La procédure d’extradition visant le fondateur du Groupe Avenir Communication, Madiambal Diagne, franchit une nouvelle étape en France. L’avis rendu par la juridiction française compétente a entraîné une réplique immédiate de ses conseils, ouvrant une nouvelle phase dans ce dossier judiciaire.
Selon les informations publiées par le journal Le Quotidien, la Chambre de l’instruction de Versailles a émis, le 4 mars dernier, un avis qualifié de « partiel » concernant la demande d’extradition formulée par les autorités sénégalaises. Les magistrats français ont notamment acté que certains des faits visés par la procédure étaient prescrits. En amont de cet avis, la juridiction avait exigé un complément d’information portant sur cinq points précis, ciblant en particulier la matérialité des faits reprochés et leur qualification juridique.
Pour la défense, cette décision met en évidence les lacunes de la requête initiale. Lors d’un entretien accordé au Quotidien, Me François Brengarth, avocat de Madiambal Diagne, a rappelé que son client, laissé en liberté, n’a fait l’objet d’aucun placement sous écrou durant la procédure. Jugeant l’arrêt « bancal », l’avocat estime que les réserves formulées par les juges, combinées à la question de la prescription, auraient dû conduire à un avis entièrement défavorable.

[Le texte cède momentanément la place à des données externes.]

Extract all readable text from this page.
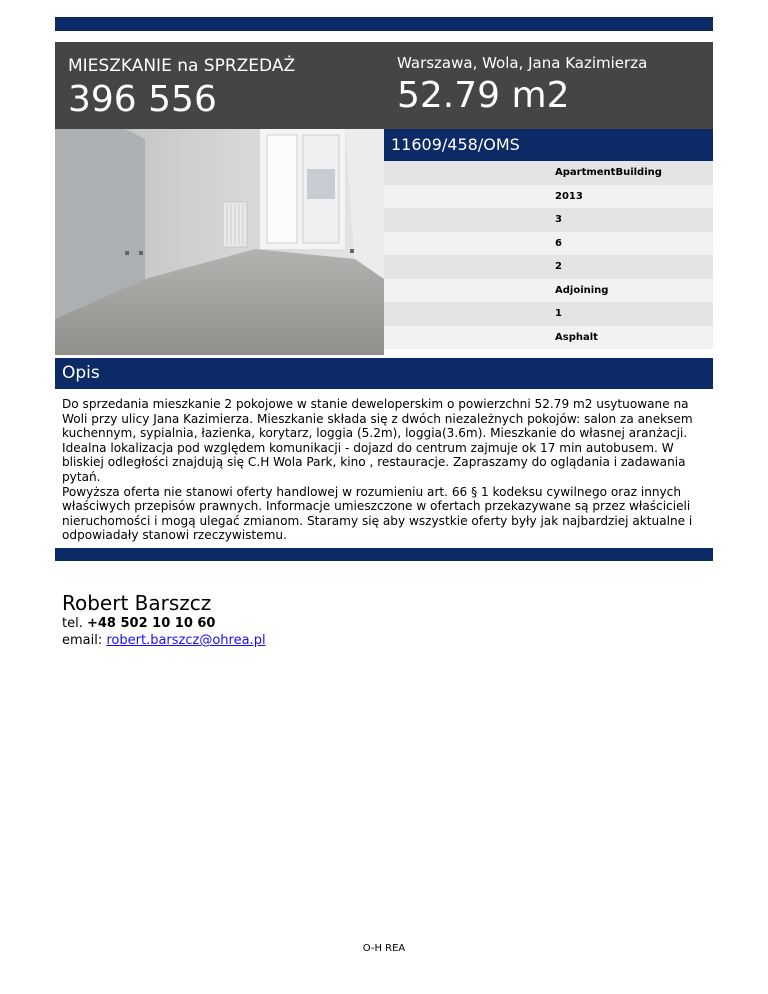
MIESZKANIE na SPRZEDAŻ
396 556
Warszawa, Wola, Jana Kazimierza
52.79 m2
11609/458/OMS
ApartmentBuilding
2013
3
6
2
Adjoining
1
Asphalt
Opis

Do sprzedania mieszkanie 2 pokojowe w stanie deweloperskim o powierzchni 52.79 m2 usytuowane na Woli przy ulicy Jana Kazimierza. Mieszkanie składa się z dwóch niezależnych pokojów: salon za aneksem kuchennym, sypialnia, łazienka, korytarz, loggia (5.2m), loggia(3.6m). Mieszkanie do własnej aranżacji. Idealna lokalizacja pod względem komunikacji - dojazd do centrum zajmuje ok 17 min autobusem. W bliskiej odległości znajdują się C.H Wola Park, kino , restauracje. Zapraszamy do oglądania i zadawania pytań.

Powyższa oferta nie stanowi oferty handlowej w rozumieniu art. 66 § 1 kodeksu cywilnego oraz innych właściwych przepisów prawnych. Informacje umieszczone w ofertach przekazywane są przez właścicieli nieruchomości i mogą ulegać zmianom. Staramy się aby wszystkie oferty były jak najbardziej aktualne i odpowiadały stanowi rzeczywistemu.

Robert Barszcz
tel. +48 502 10 10 60
email: robert.barszcz@ohrea.pl
O-H REA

Face à cette décision partielle, les avocats de Madiambal Diagne ont immédiatement formé un pourvoi en cassation. L’objectif de cette manœuvre est d’obtenir l’annulation de l’arrêt de la Chambre de l’instruction de Versailles par la plus haute juridiction de l’ordre judiciaire français. Me Brengarth justifie cette saisine par l’imprécision persistante des accusations, le manque de garanties procédurales et ce qu’il qualifie de caractère politique de la mesure. Pour étayer ce dernier point, la défense pointe les récentes déclarations des autorités sénégalaises menaçant de suspendre les extraditions vers la France, ainsi que les interpellations de journalistes au Sénégal.

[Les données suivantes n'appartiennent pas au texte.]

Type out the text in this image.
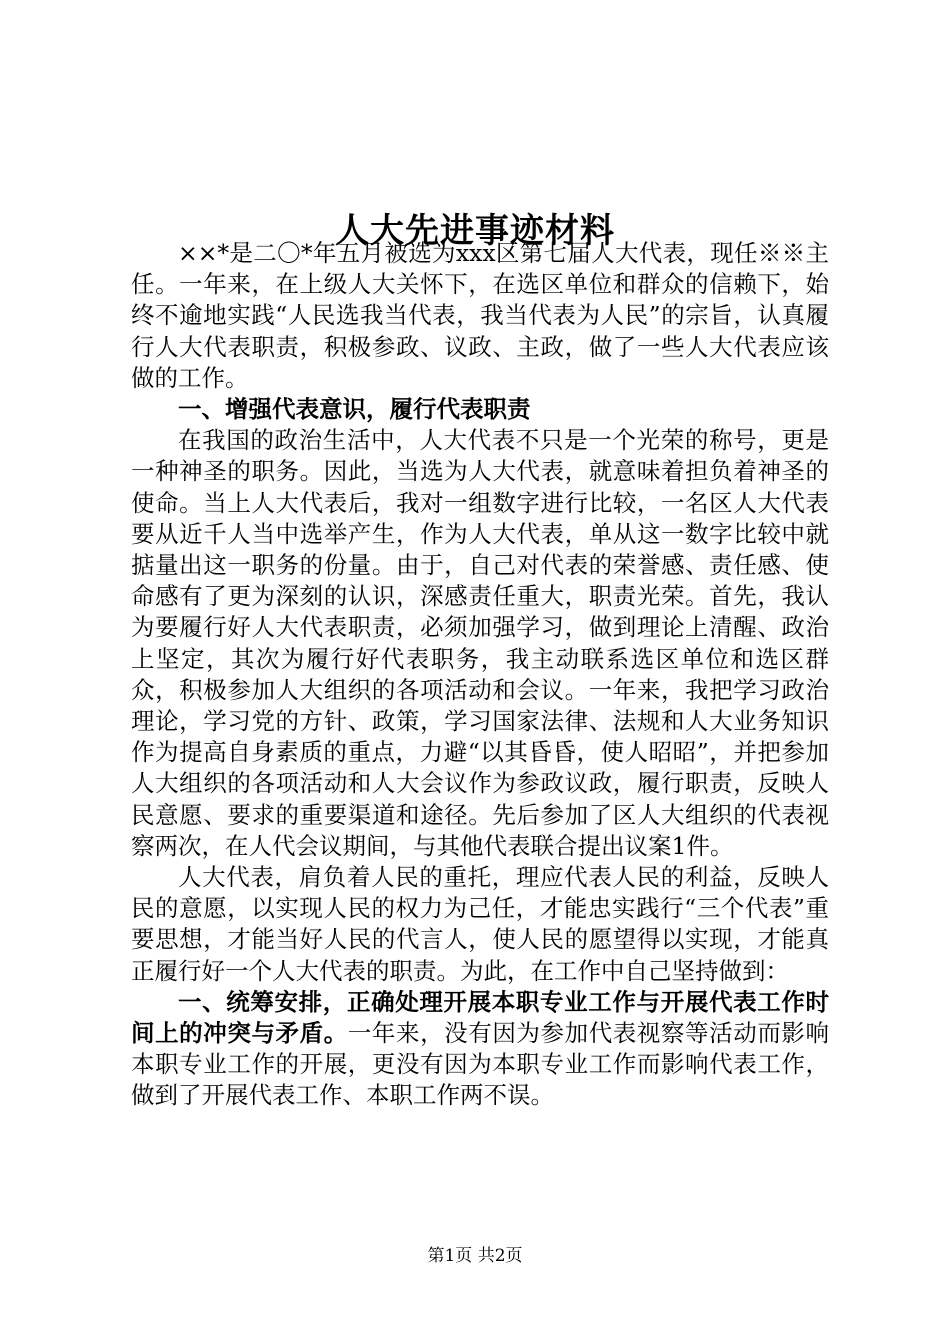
人大先进事迹材料

××*是二〇*年五月被选为xxx区第七届人大代表，现任※※主任。一年来，在上级人大关怀下，在选区单位和群众的信赖下，始终不逾地实践“人民选我当代表，我当代表为人民”的宗旨，认真履行人大代表职责，积极参政、议政、主政，做了一些人大代表应该做的工作。

一、增强代表意识，履行代表职责

在我国的政治生活中，人大代表不只是一个光荣的称号，更是一种神圣的职务。因此，当选为人大代表，就意味着担负着神圣的使命。当上人大代表后，我对一组数字进行比较，一名区人大代表要从近千人当中选举产生，作为人大代表，单从这一数字比较中就掂量出这一职务的份量。由于，自己对代表的荣誉感、责任感、使命感有了更为深刻的认识，深感责任重大，职责光荣。首先，我认为要履行好人大代表职责，必须加强学习，做到理论上清醒、政治上坚定，其次为履行好代表职务，我主动联系选区单位和选区群众，积极参加人大组织的各项活动和会议。一年来，我把学习政治理论，学习党的方针、政策，学习国家法律、法规和人大业务知识作为提高自身素质的重点，力避“以其昏昏，使人昭昭”，并把参加人大组织的各项活动和人大会议作为参政议政，履行职责，反映人民意愿、要求的重要渠道和途径。先后参加了区人大组织的代表视察两次，在人代会议期间，与其他代表联合提出议案1件。

人大代表，肩负着人民的重托，理应代表人民的利益，反映人民的意愿，以实现人民的权力为己任，才能忠实践行“三个代表”重要思想，才能当好人民的代言人，使人民的愿望得以实现，才能真正履行好一个人大代表的职责。为此，在工作中自己坚持做到：

一、统筹安排，正确处理开展本职专业工作与开展代表工作时间上的冲突与矛盾。一年来，没有因为参加代表视察等活动而影响本职专业工作的开展，更没有因为本职专业工作而影响代表工作，做到了开展代表工作、本职工作两不误。

第1页 共2页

La suite de la procédure dépendra désormais de l’arrêt de la Cour de cassation. Si cette dernière venait à rejeter le pourvoi, la validation finale de l’extradition relèverait du pouvoir exécutif français, qui devrait alors prendre un décret. Dans une telle éventualité, la défense a d’ores et déjà annoncé qu’elle contesterait la mesure devant le Conseil d’État par le biais d’un recours pour excès de pouvoir.